Jorge Ferrer
Most of the most common diseases, such as type 2 diabetes or Alzheimer’s disease, have a well-established genetic predisposition. It is of great interest to identify the genetic variants that predispose individuals to these conditions, because if we knew which genes were altered, this would enable us to develop treatments that target the mechanisms of the disease directly.
The problem is that very often the genetic variants involved in this type of disease do not directly affect a gene, but rather parts of the genome that act as ‘switches’, whose function is to activate genes very selectively in very specific cell types. For example, one of these ‘switches’ (or enhancers) may ensure that a gene important for insulin production is expressed exclusively in the cells that produce insulin. In each cell type, there are tens of thousands of these active switches.

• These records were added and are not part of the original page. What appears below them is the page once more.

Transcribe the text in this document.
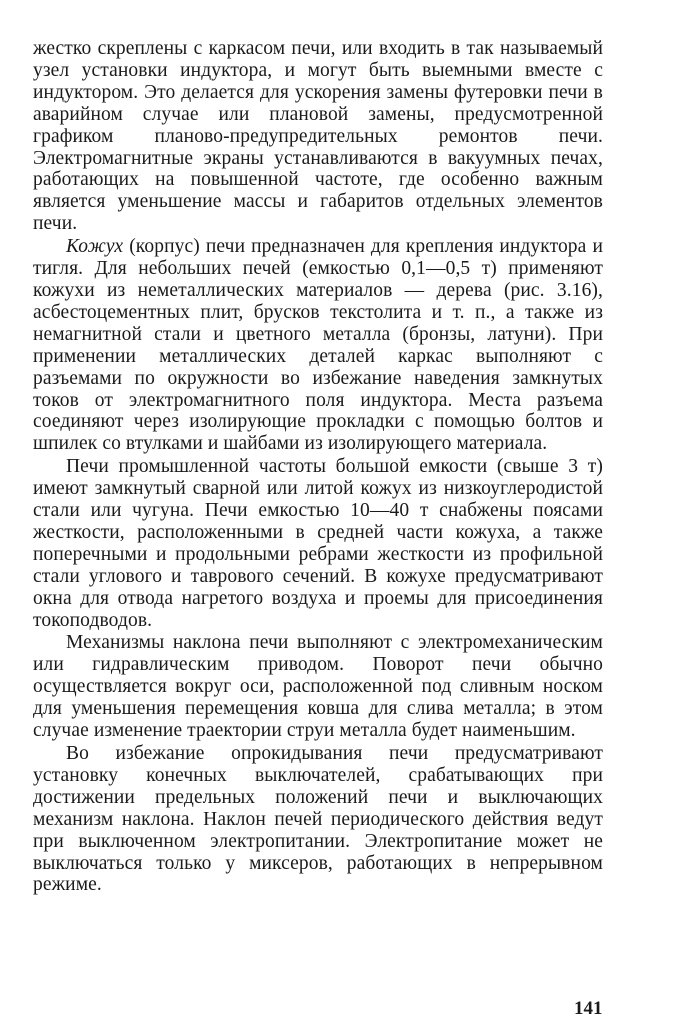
жестко скреплены с каркасом печи, или входить в так называемый узел установки индуктора, и могут быть выемными вместе с индуктором. Это делается для ускорения замены футеровки печи в аварийном случае или плановой замены, предусмотренной графиком планово-предупредительных ремонтов печи. Электромагнитные экраны устанавливаются в вакуумных печах, работающих на повышенной частоте, где особенно важным является уменьшение массы и габаритов отдельных элементов печи.

Кожух (корпус) печи предназначен для крепления индуктора и тигля. Для небольших печей (емкостью 0,1—0,5 т) применяют кожухи из неметаллических материалов — дерева (рис. 3.16), асбестоцементных плит, брусков текстолита и т. п., а также из немагнитной стали и цветного металла (бронзы, латуни). При применении металлических деталей каркас выполняют с разъемами по окружности во избежание наведения замкнутых токов от электромагнитного поля индуктора. Места разъема соединяют через изолирующие прокладки с помощью болтов и шпилек со втулками и шайбами из изолирующего материала.

Печи промышленной частоты большой емкости (свыше 3 т) имеют замкнутый сварной или литой кожух из низкоуглеродистой стали или чугуна. Печи емкостью 10—40 т снабжены поясами жесткости, расположенными в средней части кожуха, а также поперечными и продольными ребрами жесткости из профильной стали углового и таврового сечений. В кожухе предусматривают окна для отвода нагретого воздуха и проемы для присоединения токоподводов.

Механизмы наклона печи выполняют с электромеханическим или гидравлическим приводом. Поворот печи обычно осуществляется вокруг оси, расположенной под сливным носком для уменьшения перемещения ковша для слива металла; в этом случае изменение траектории струи металла будет наименьшим.

Во избежание опрокидывания печи предусматривают установку конечных выключателей, срабатывающих при достижении предельных положений печи и выключающих механизм наклона. Наклон печей периодического действия ведут при выключенном электропитании. Электропитание может не выключаться только у миксеров, работающих в непрерывном режиме.

141
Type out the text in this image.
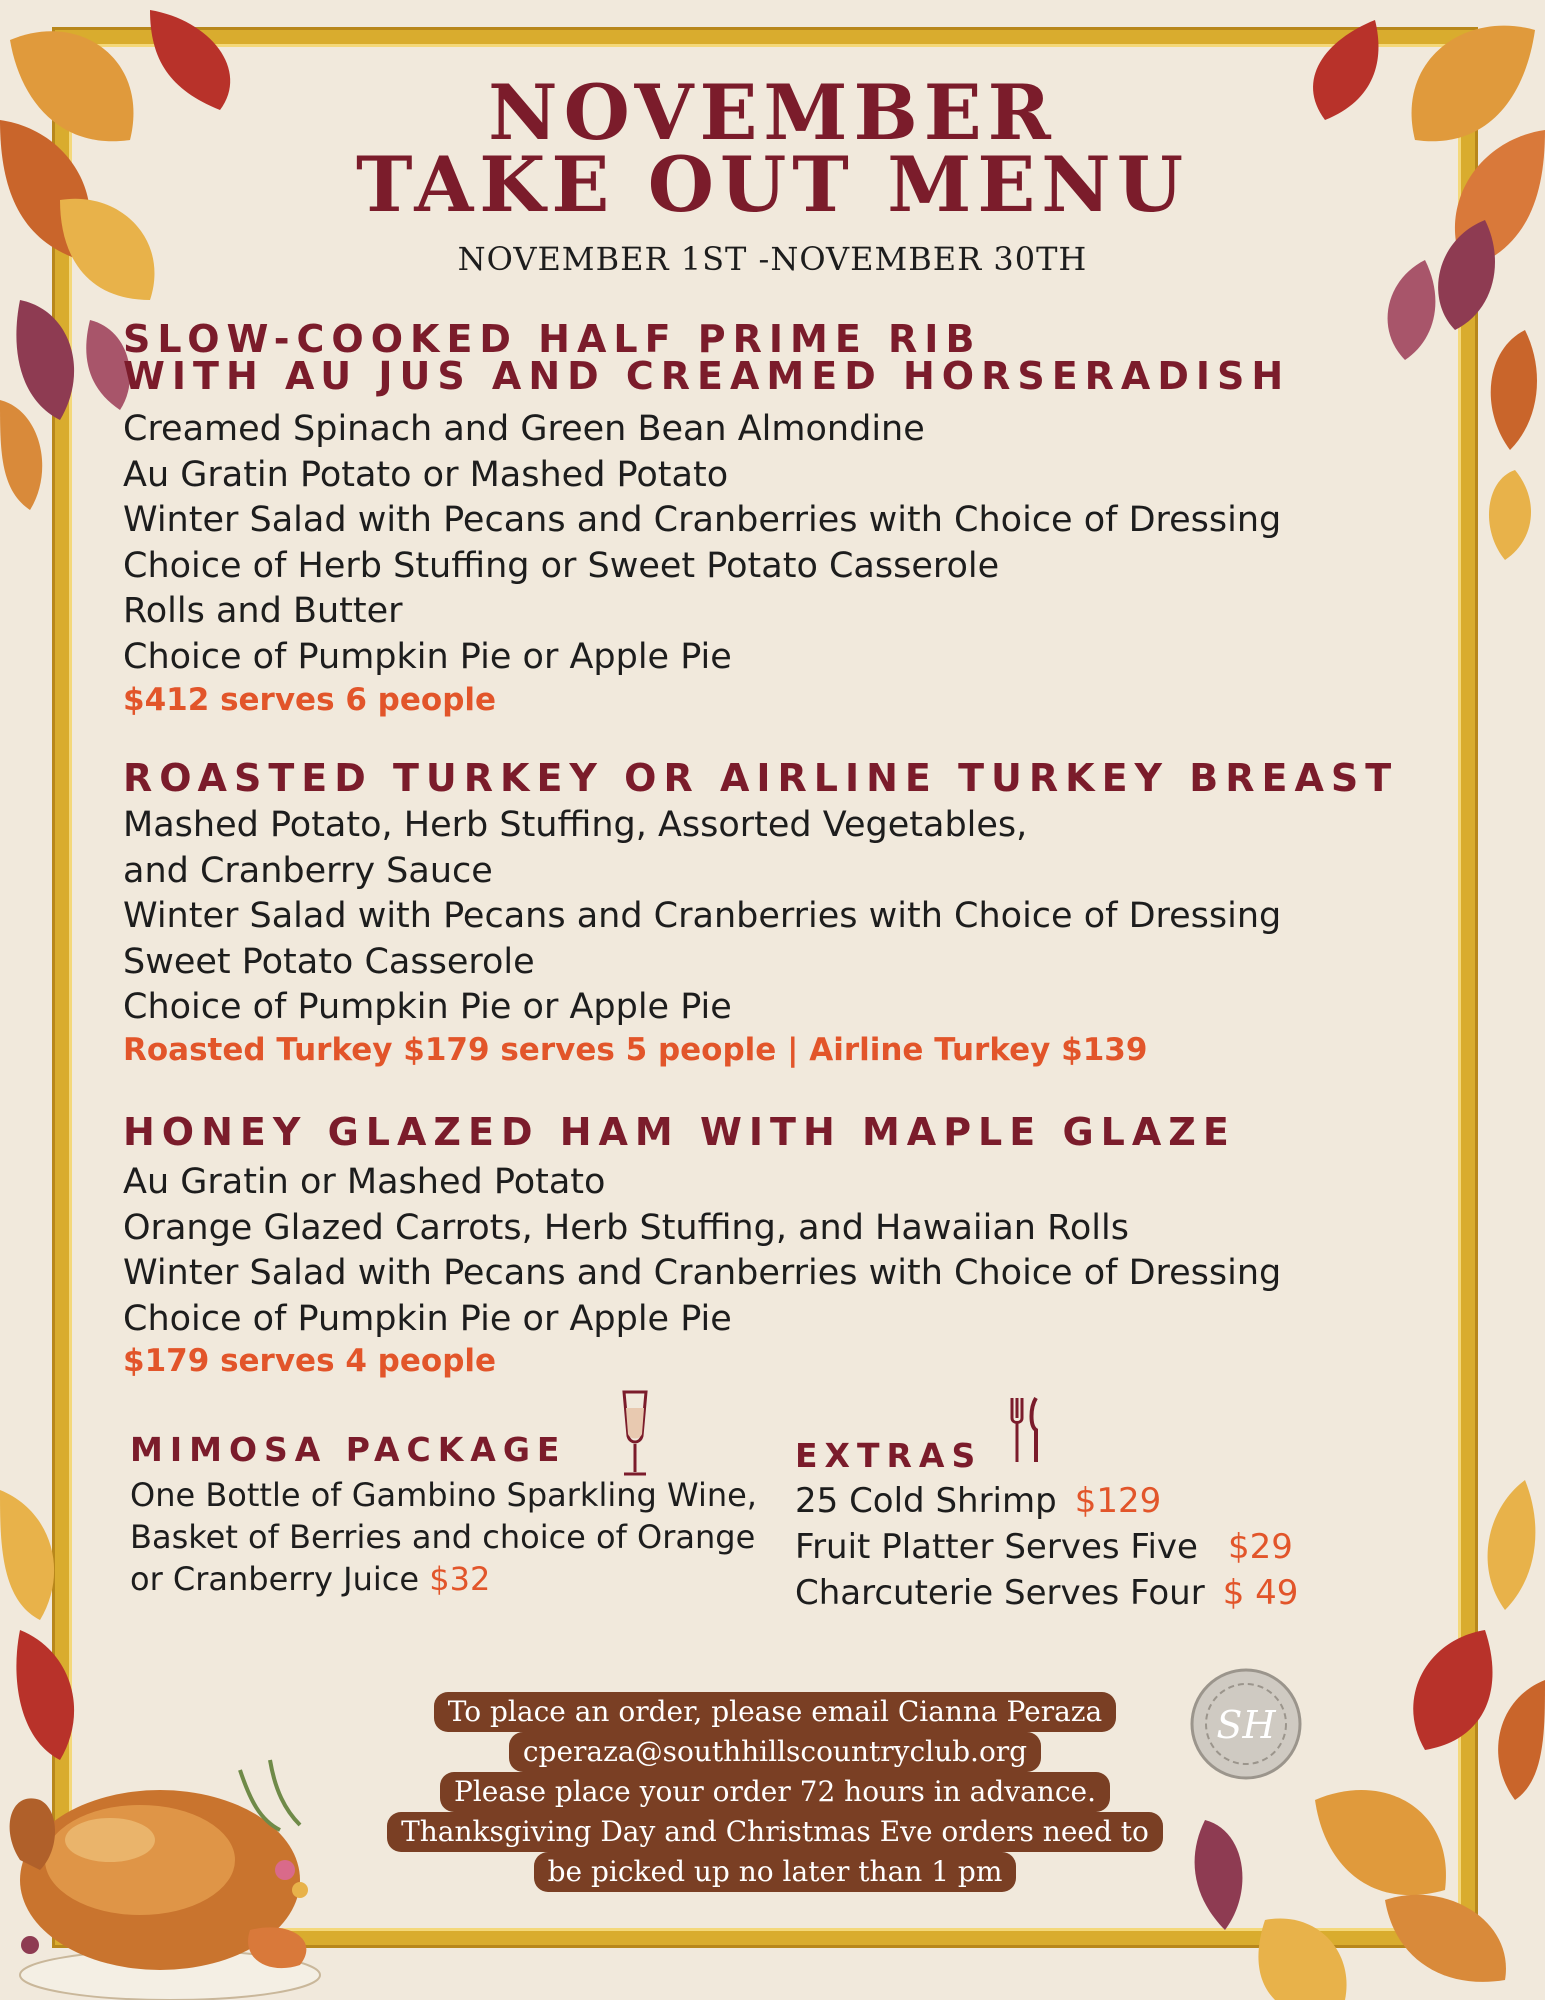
NOVEMBER
TAKE OUT MENU
NOVEMBER 1ST -NOVEMBER 30TH
SLOW-COOKED HALF PRIME RIB
WITH AU JUS AND CREAMED HORSERADISH
Creamed Spinach and Green Bean Almondine
Au Gratin Potato or Mashed Potato
Winter Salad with Pecans and Cranberries with Choice of Dressing
Choice of Herb Stuffing or Sweet Potato Casserole
Rolls and Butter
Choice of Pumpkin Pie or Apple Pie
$412 serves 6 people
ROASTED TURKEY OR AIRLINE TURKEY BREAST
Mashed Potato, Herb Stuffing, Assorted Vegetables,
and Cranberry Sauce
Winter Salad with Pecans and Cranberries with Choice of Dressing
Sweet Potato Casserole
Choice of Pumpkin Pie or Apple Pie
Roasted Turkey $179 serves 5 people | Airline Turkey $139
HONEY GLAZED HAM WITH MAPLE GLAZE
Au Gratin or Mashed Potato
Orange Glazed Carrots, Herb Stuffing, and Hawaiian Rolls
Winter Salad with Pecans and Cranberries with Choice of Dressing
Choice of Pumpkin Pie or Apple Pie
$179 serves 4 people
MIMOSA PACKAGE
One Bottle of Gambino Sparkling Wine, Basket of Berries and choice of Orange or Cranberry Juice $32
EXTRAS
25 Cold Shrimp $129
Fruit Platter Serves Five $29
Charcuterie Serves Four $ 49
To place an order, please email Cianna Peraza
cperaza@southhillscountryclub.org
Please place your order 72 hours in advance.
Thanksgiving Day and Christmas Eve orders need to
be picked up no later than 1 pm
SH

In most cases, it is not known with certainty which switches control each gene. Many studies have succeeded in identifying which genes are controlled by genetic variants of specific switches, or have analysed very large sets of variants using a specific type of genomic data. There is often some uncertainty as to which is the actual target gene. This ENCODE-rE2G study is a collaborative effort by a large consortium that systematically integrates different types of data and AI models to better predict which switches regulate each gene, and does so across a wide range of tissues. It serves as a benchmark to help other studies identify the genetic defects that cause diseases, thereby paving the way for the development of treatments capable of reversing the molecular alterations that cause them.